Süresiz bir yeni işgalin bedeli
İsrail, 1967 Orta Doğu savaşında Gazze'yi, Batı Şeria'yı ve Doğu Kudüs'ü ele geçirmişti. Birleşmiş Milletler, Filistinliler ve diğer ülkeler, İsrail birliklerinin ve yerleşimcilerin 2005'te çekilmesinden sonra da Gazze'yi işgal altındaki topraklar olarak görmeye devam etti. Zira İsrail, hava sahasının, kıyı şeridinin, kara sınırının büyük bir bölümünün ve nüfus kayıtlarının kontrolünü elinde tutuyordu.
Nüfusun yoğunlaştığı merkezlerde İsrail'in Arap topraklarını işgal konusundaki uzun geçmişi göz önüne alındığında, Gazze'nin tamamının yeniden işgalinin uzun vadeli zorluklar doğurması kaçınılmaz. Bu zorluklar arasında süreğen bir ayaklanma olasılığı da var. Netanyahu'nun Mart'ta ateşkesi sona erdirmesinden bu yana, askerler vur-kaç saldırılarında öldürülmeye devam ettiği için İsrail halkı arasında savaşa verilen destek azalmış görünüyor. İsrail, işgalci güç olarak düzeni ve halkın temel ihtiyaçlarının karşılanması sorumluluğunu üstlenmesi gerekirken bu görevi Batı Şeria'da büyük ölçüde, sınırlı özerkliğe sahip Filistin Yönetimi'ne devretmişti.

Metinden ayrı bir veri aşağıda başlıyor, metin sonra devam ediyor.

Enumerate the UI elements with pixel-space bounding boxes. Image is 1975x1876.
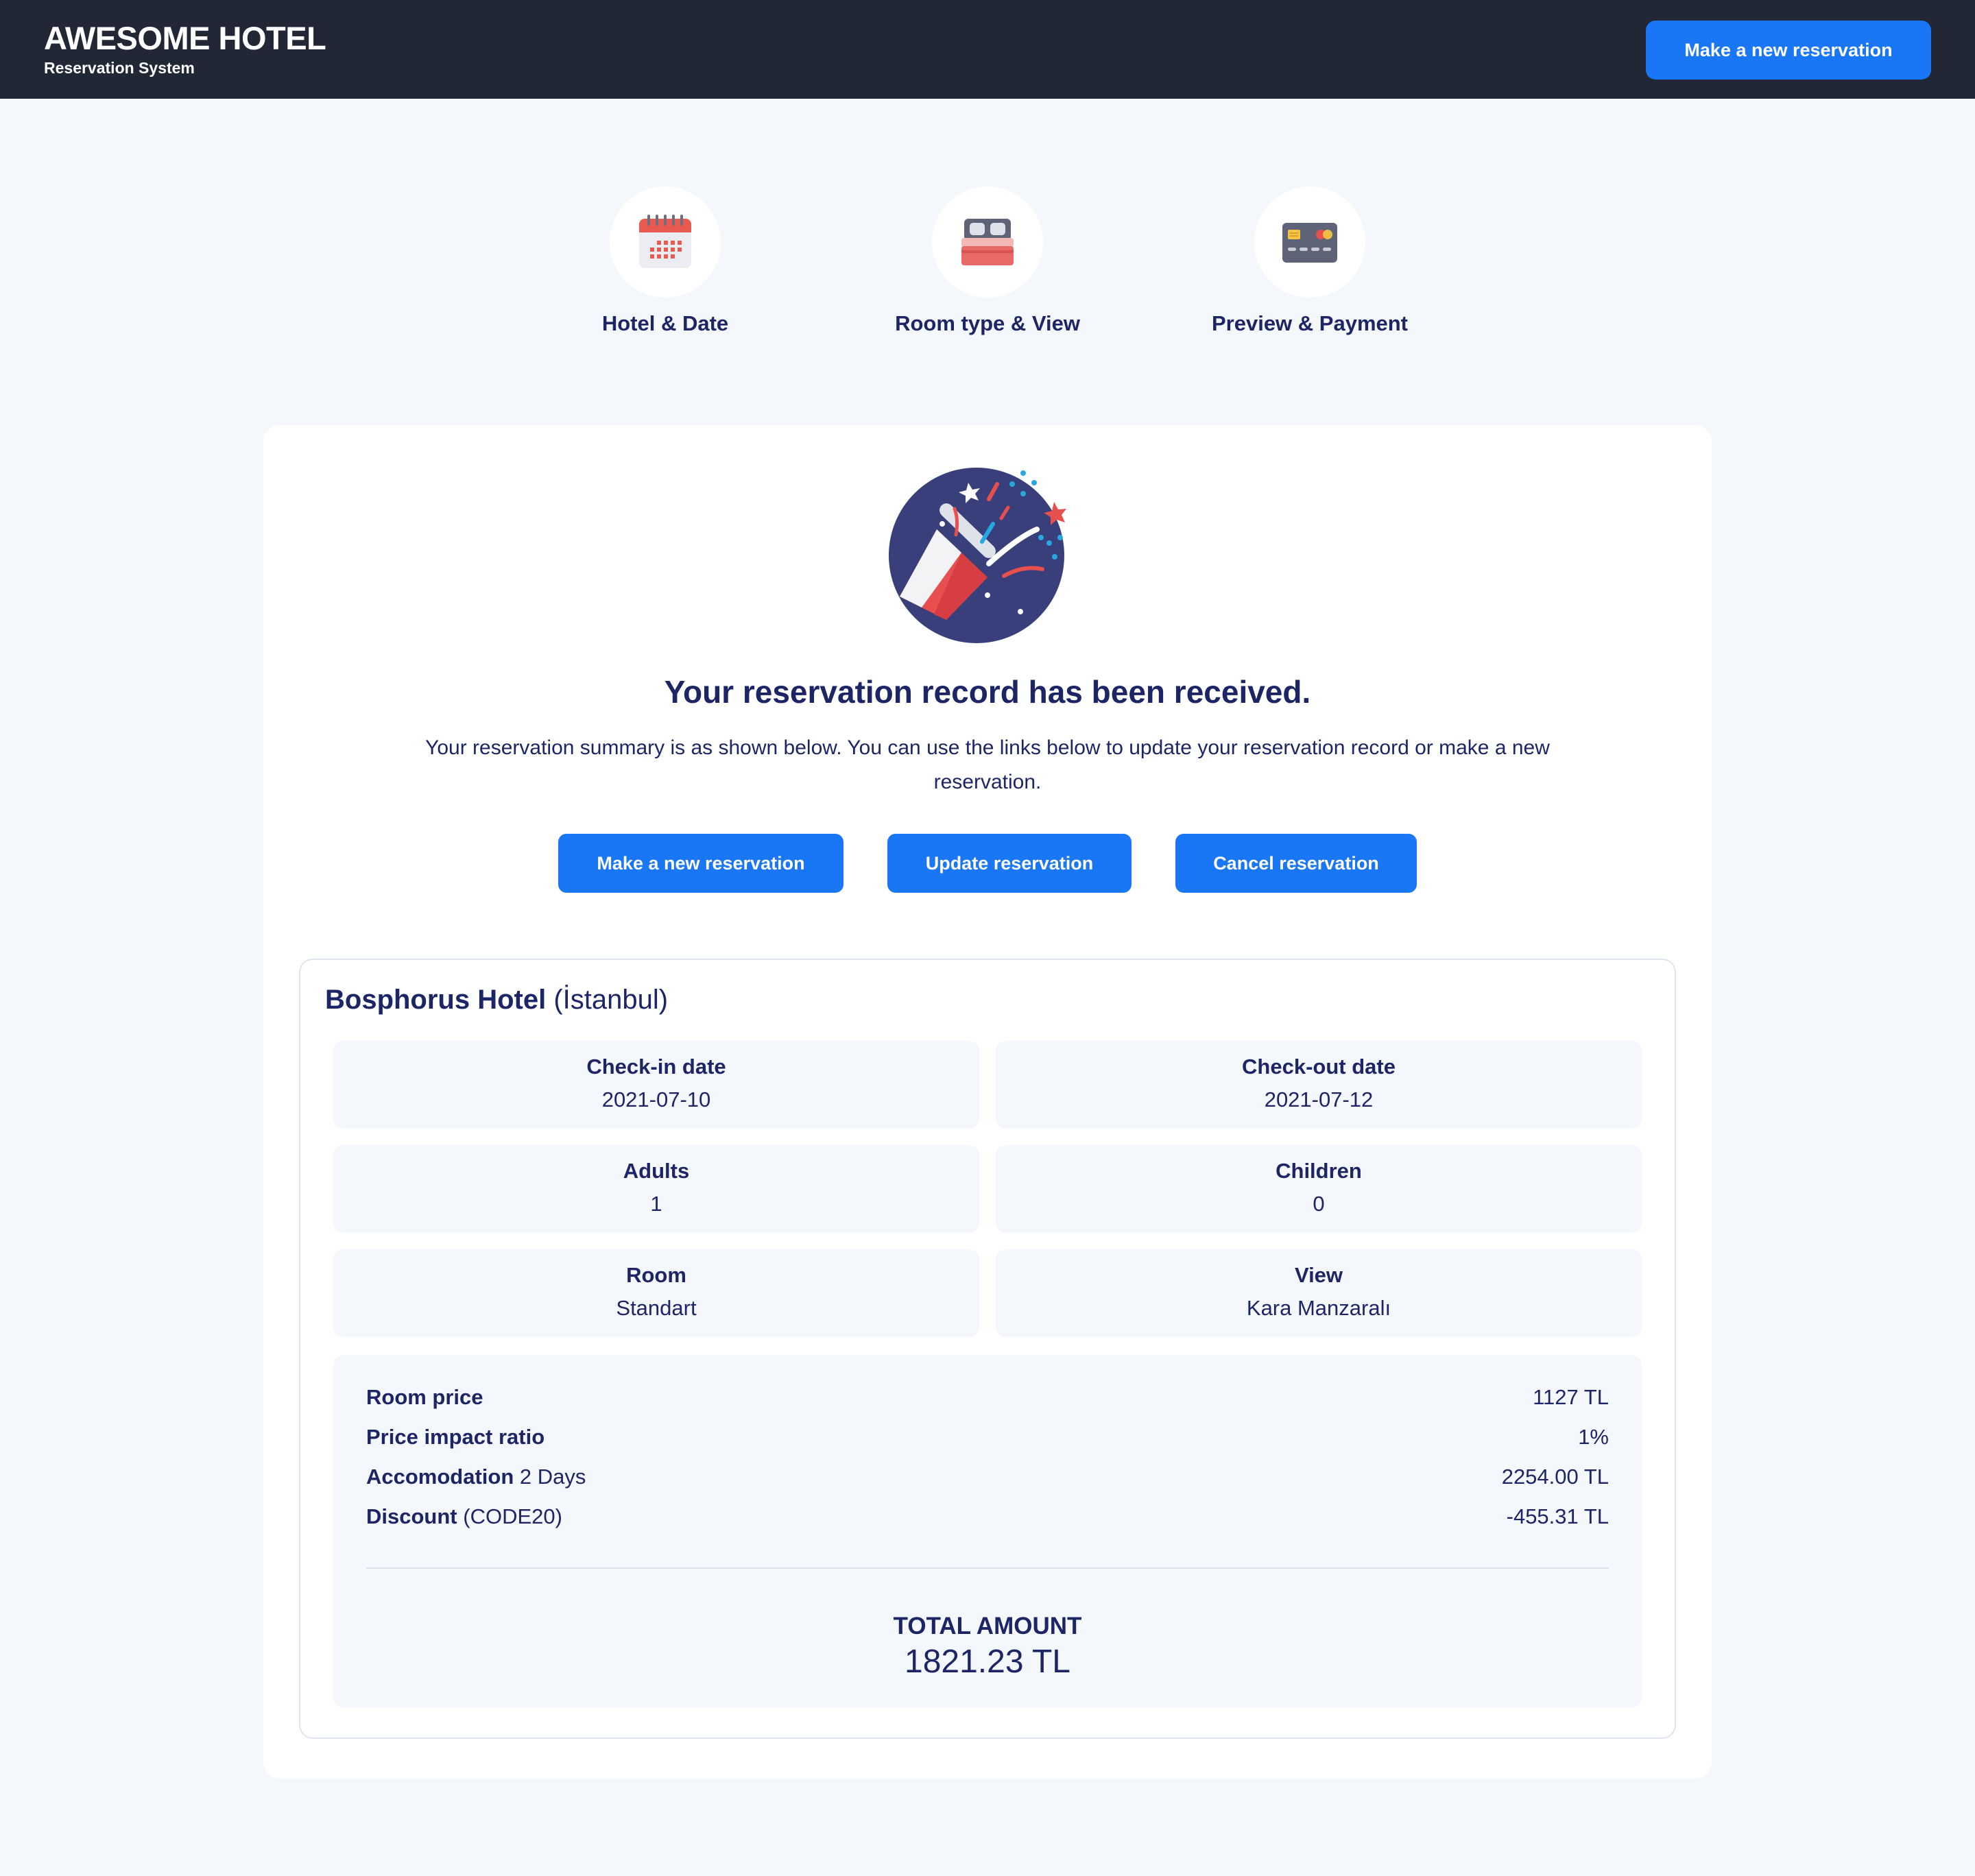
confirmation-description: Your reservation summary is as shown bel… xyxy=(425,736,1550,793)
credit-card-icon xyxy=(1282,223,1337,263)
impact-row: Price impact ratio 1% xyxy=(366,1425,1609,1455)
step-circle xyxy=(932,187,1043,298)
new-reservation-button[interactable]: Make a new reservation xyxy=(558,834,843,893)
bed-icon xyxy=(961,219,1014,265)
step-circle xyxy=(1254,187,1365,298)
children-cell: Children 0 xyxy=(996,1145,1642,1233)
hotel-heading: Bosphorus Hotel (İstanbul) xyxy=(325,985,668,1015)
checkin-cell: Check-in date 2021-07-10 xyxy=(333,1041,979,1129)
hotel-city: (İstanbul) xyxy=(553,985,669,1015)
step-label-hotel-date: Hotel & Date xyxy=(601,311,729,335)
price-breakdown: Room price 1127 TL Price impact ratio 1%… xyxy=(333,1355,1642,1707)
total-value: 1821.23 TL xyxy=(905,1644,1070,1680)
brand-title: AWESOME HOTEL xyxy=(44,20,326,56)
header-new-reservation-button[interactable]: Make a new reservation xyxy=(1646,21,1931,80)
step-label-preview-payment: Preview & Payment xyxy=(1211,311,1409,335)
room-label: Room xyxy=(626,1263,686,1287)
children-value: 0 xyxy=(1313,1192,1325,1216)
checkin-label: Check-in date xyxy=(586,1055,726,1079)
adults-value: 1 xyxy=(650,1192,662,1216)
accommodation-row: Accomodation 2 Days 2254.00 TL xyxy=(366,1465,1609,1495)
confirmation-title: Your reservation record has been receive… xyxy=(664,674,1311,710)
room-price-value: 1127 TL xyxy=(1533,1385,1609,1409)
step-hotel-date[interactable]: Hotel & Date xyxy=(521,187,809,344)
room-price-row: Room price 1127 TL xyxy=(366,1385,1609,1415)
confirmation-card: Your reservation record has been receive… xyxy=(263,425,1712,1779)
discount-code: (CODE20) xyxy=(463,1504,562,1528)
discount-value: -455.31 TL xyxy=(1506,1504,1609,1528)
price-divider xyxy=(366,1567,1609,1569)
step-preview-payment[interactable]: Preview & Payment xyxy=(1166,187,1454,344)
discount-row: Discount (CODE20) -455.31 TL xyxy=(366,1504,1609,1535)
impact-value: 1% xyxy=(1578,1425,1609,1449)
children-label: Children xyxy=(1276,1159,1362,1183)
view-label: View xyxy=(1294,1263,1343,1287)
cancel-reservation-button[interactable]: Cancel reservation xyxy=(1175,834,1417,893)
brand-subtitle: Reservation System xyxy=(44,59,195,77)
total-label: TOTAL AMOUNT xyxy=(893,1613,1082,1639)
top-header: AWESOME HOTEL Reservation System Make a … xyxy=(0,0,1975,99)
discount-label: Discount xyxy=(366,1504,457,1528)
step-circle xyxy=(610,187,721,298)
room-value: Standart xyxy=(616,1296,697,1320)
step-label-room-view: Room type & View xyxy=(895,311,1080,335)
reservation-summary: Bosphorus Hotel (İstanbul) Check-in date… xyxy=(299,959,1676,1739)
adults-cell: Adults 1 xyxy=(333,1145,979,1233)
step-room-view[interactable]: Room type & View xyxy=(843,187,1132,344)
update-reservation-button[interactable]: Update reservation xyxy=(887,834,1132,893)
checkout-value: 2021-07-12 xyxy=(1264,1087,1374,1111)
impact-label: Price impact ratio xyxy=(366,1425,545,1449)
accommodation-days: 2 Days xyxy=(519,1465,586,1489)
calendar-icon xyxy=(639,215,691,268)
room-cell: Room Standart xyxy=(333,1249,979,1337)
party-popper-icon xyxy=(889,468,1066,643)
checkin-value: 2021-07-10 xyxy=(601,1087,711,1111)
checkout-label: Check-out date xyxy=(1242,1055,1396,1079)
checkout-cell: Check-out date 2021-07-12 xyxy=(996,1041,1642,1129)
view-value: Kara Manzaralı xyxy=(1246,1296,1391,1320)
adults-label: Adults xyxy=(623,1159,690,1183)
accommodation-value: 2254.00 TL xyxy=(1501,1465,1609,1489)
hotel-name: Bosphorus Hotel xyxy=(325,985,547,1015)
room-price-label: Room price xyxy=(366,1385,483,1409)
accommodation-label: Accomodation xyxy=(366,1465,514,1489)
view-cell: View Kara Manzaralı xyxy=(996,1249,1642,1337)
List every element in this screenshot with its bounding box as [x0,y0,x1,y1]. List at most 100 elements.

Ancak Netanyahu, barışa tam olarak bağlı olmamakla suçladığı Filistin Yönetimi'nin gelecekte Gazze'de herhangi bir rol üstlenmesini reddederek Gazze'nin savaş sonrası yönetimi ve yeniden inşası için herhangi bir plan sunmadı.
Uzun vadeli yansımalar
İsrail, Hamas'ı bastırmayı başarsa bile, Gazze'nin yeniden işgalinin ülke için daha da derin bir tehdit oluşturması olasılığı var.
Bu durum, İsrail'i Akdeniz ile Şeria Nehri arasındaki bölgeyi tam kontrol altına alma mecburiyetiyle karşı karşıya bırakacak. Bu bölgede yaklaşık 7 milyon Yahudi ve 7 milyon Filistinli yaşıyor ve Filistinlilerin çoğu, oy hakkı da dahil temel haklarından yoksun.
Savaş öncesinde de önde gelen insan hakları grupları, İsrail bunu şiddetle reddetmiş olsa da durumu apartheid rejimine benzetmişlerdi.
Çok sayıda Filistinli sınır dışı edilmediği sürece -ki, bu artık yalnızca İsrail'li aşırı sağcıların fantezisi olmaktan çıktı- İsrail, çok tanıdık bir varoluşsal ikilemle karşı karşıya kalacak: 1967 sınırları içinde bir Filistin devleti kurulması ve İsrail'in demokratik bir Yahudi devleti olarak korumak mı, yoksa iki uluslu bir devlette eşit haklar fikrini asla desteklemeyecek milyonlarca Filistinliyi süresiz olarak yönetmeyi ummak mı? İsrail artık böyle bir hesaplaşmadan kaçınmak için Hamas'ın Gazze'deki yönetimini veya Filistinliler arasındaki hizip kavgalarını gerekçe gösteremeyecek.
Trump Başkanlıktan ayrıldığında da, dünyada kendisini destekleyecek çok az dostu olduğunu görecek.